For some time now, there has been a growing concern over a shortage of food supply veterinarians. To address the problem, the University of Minnesota is taking several steps, including launching a novel program called the Veterinary Food Animal Scholars Program or VetFAST.
Dr. Scott Dee, an associate professor at the Swine Disease Eradication Center at Minnesota and chair of the college's admissions committee, says the school started actively recruiting students for VetFAST roughly a year ago. Freshmen entering the science and agriculture program at the University of Minnesota have the option of enrolling to be on the fast track to becoming food supply veterinarians. They can receive an early decision on their admission to the veterinary college after their undergraduate freshman year, bypassing the graduate record examination, and complete their bachelor's of science and DVM degrees in seven years instead of eight.
Program participants can obtain their degrees while accruing less debt; benefit from mentorships with veterinary faculty and DVM students; take advantage of special summer independent study, research opportunities, and externships; and pursue summer veterinary and industry work opportunities.

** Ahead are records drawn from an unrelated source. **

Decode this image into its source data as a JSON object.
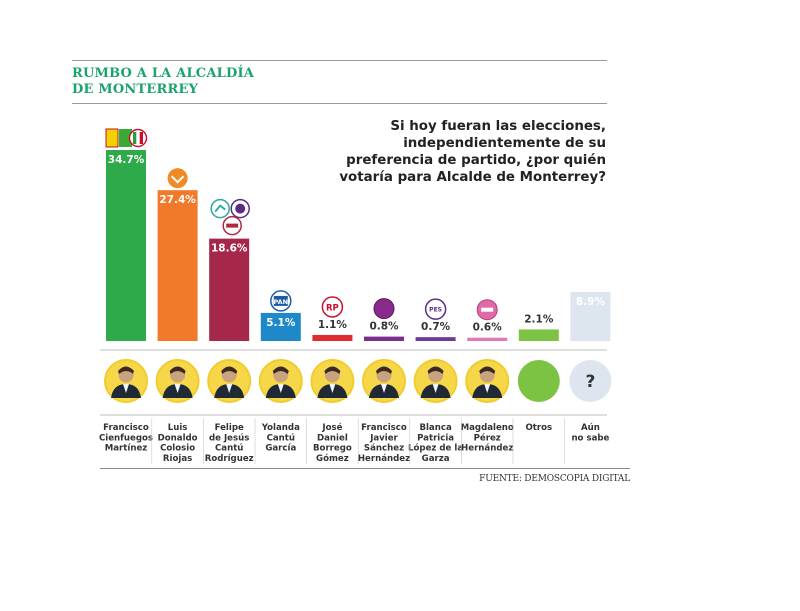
{
  "title": {
    "line1": "RUMBO A LA ALCALDÍA",
    "line2": "DE MONTERREY"
  },
  "question": "Si hoy fueran las elecciones, independientemente de su preferencia de partido, ¿por quién votaría para Alcalde de Monterrey?",
  "source": "FUENTE: DEMOSCOPIA DIGITAL",
  "colors": {
    "green": "#2eaa4a",
    "orange": "#f07a2a",
    "maroon": "#a5284b",
    "blue": "#1e88c8",
    "red": "#e02b30",
    "purple": "#7d2d8a",
    "violet": "#6e3a96",
    "pink": "#e07ab8",
    "lightgreen": "#7cc243",
    "lightgray": "#dde6ee",
    "circle_ring": "#f1cc2d",
    "circle_fill": "#f7d74a"
  },
  "chart_data": {
    "type": "bar",
    "categories": [
      "Francisco Cienfuegos Martínez",
      "Luis Donaldo Colosio Riojas",
      "Felipe de Jesús Cantú Rodríguez",
      "Yolanda Cantú García",
      "José Daniel Borrego Gómez",
      "Francisco Javier Sánchez Hernández",
      "Blanca Patricia López de la Garza",
      "Magdaleno Pérez Hernández",
      "Otros",
      "Aún no sabe"
    ],
    "values": [
      34.7,
      27.4,
      18.6,
      5.1,
      1.1,
      0.8,
      0.7,
      0.6,
      2.1,
      8.9
    ],
    "value_labels": [
      "34.7%",
      "27.4%",
      "18.6%",
      "5.1%",
      "1.1%",
      "0.8%",
      "0.7%",
      "0.6%",
      "2.1%",
      "8.9%"
    ],
    "label_lines": [
      [
        "Francisco",
        "Cienfuegos",
        "Martínez"
      ],
      [
        "Luis",
        "Donaldo",
        "Colosio",
        "Riojas"
      ],
      [
        "Felipe",
        "de Jesús",
        "Cantú",
        "Rodríguez"
      ],
      [
        "Yolanda",
        "Cantú",
        "García"
      ],
      [
        "José",
        "Daniel",
        "Borrego",
        "Gómez"
      ],
      [
        "Francisco",
        "Javier",
        "Sánchez",
        "Hernández"
      ],
      [
        "Blanca",
        "Patricia",
        "López de la",
        "Garza"
      ],
      [
        "Magdaleno",
        "Pérez",
        "Hernández"
      ],
      [
        "Otros"
      ],
      [
        "Aún",
        "no sabe"
      ]
    ],
    "bar_colors": [
      "green",
      "orange",
      "maroon",
      "blue",
      "red",
      "purple",
      "violet",
      "pink",
      "lightgreen",
      "lightgray"
    ],
    "party_logos": [
      [
        "PT-PVEM",
        "PRI"
      ],
      [
        "MC"
      ],
      [
        "NA",
        "PES",
        "MORENA"
      ],
      [
        "PAN"
      ],
      [
        "RP"
      ],
      [
        "PURPLE"
      ],
      [
        "PES"
      ],
      [
        "RSP"
      ],
      [],
      []
    ],
    "logo_texts": {
      "PAN": "PAN",
      "RP": "RP",
      "PES": "PES"
    },
    "unknown_mark": "?",
    "ylim": [
      0,
      36
    ],
    "grid": false,
    "legend": "none",
    "xlabel": "",
    "ylabel": ""
  }
}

To qualify for VetFAST, students must have experience related to food animal medicine such as participation in the National FFA, experience on a farm, or involvement in relevant activities during their freshman year. They must also pursue coursework consistent with admissions requirements for the DVM program, have a minimum grade point average of 3.4 their freshman year, and have letters of support from a veterinarian and their adviser or faculty member. Participants are then selected on the basis of interviews with the veterinary college's admissions committee.

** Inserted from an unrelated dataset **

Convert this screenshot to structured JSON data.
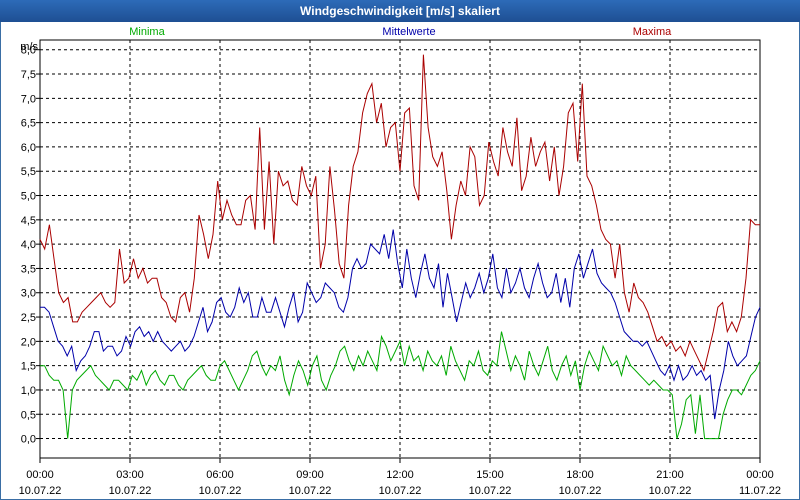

Dr. Dee, who came up with the idea for VetFAST with Russell Bey, PhD, a professor in the college's Department of Veterinary Pathobiology, says the first two students will enter this coming fall. At press time, Dr. Dee had granted five more interviews to applicants. The goal is to have three to five students in the program each year.
In addition to launching VetFAST, the University of Minnesota has added 10 more spots for veterinary students pursuing food supply medicine or public health. In hopes of increasing the number of swine veterinarians, UM has also started a swine certificate program. This program involves a number of specific courses, seminars, and some practice and research experience. Students who complete the program receive a Board of Regents-approved certificate from the university with their diploma. Dr. Dee thinks the regents approval will be the "big carrot" that will attract students because it adds value to the certificate.
The university has high hopes for the new initiatives. The current shortage of food supply veterinarians is particularly unsettling, because of the extra need to protect the livestock industry from new diseases and help ensure food safety.
"If you look across the colleges, you will (see) the numbers are decreasing everywhere (in food supply medicine)," Dr. Dee said. "There is plenty of feedback from the industry. We are listening to the client, and they are telling us they are worried about the pipeline, the future of food animal practitioners going into veterinary practice or going into industry or academia. That is why we are doing what we are doing."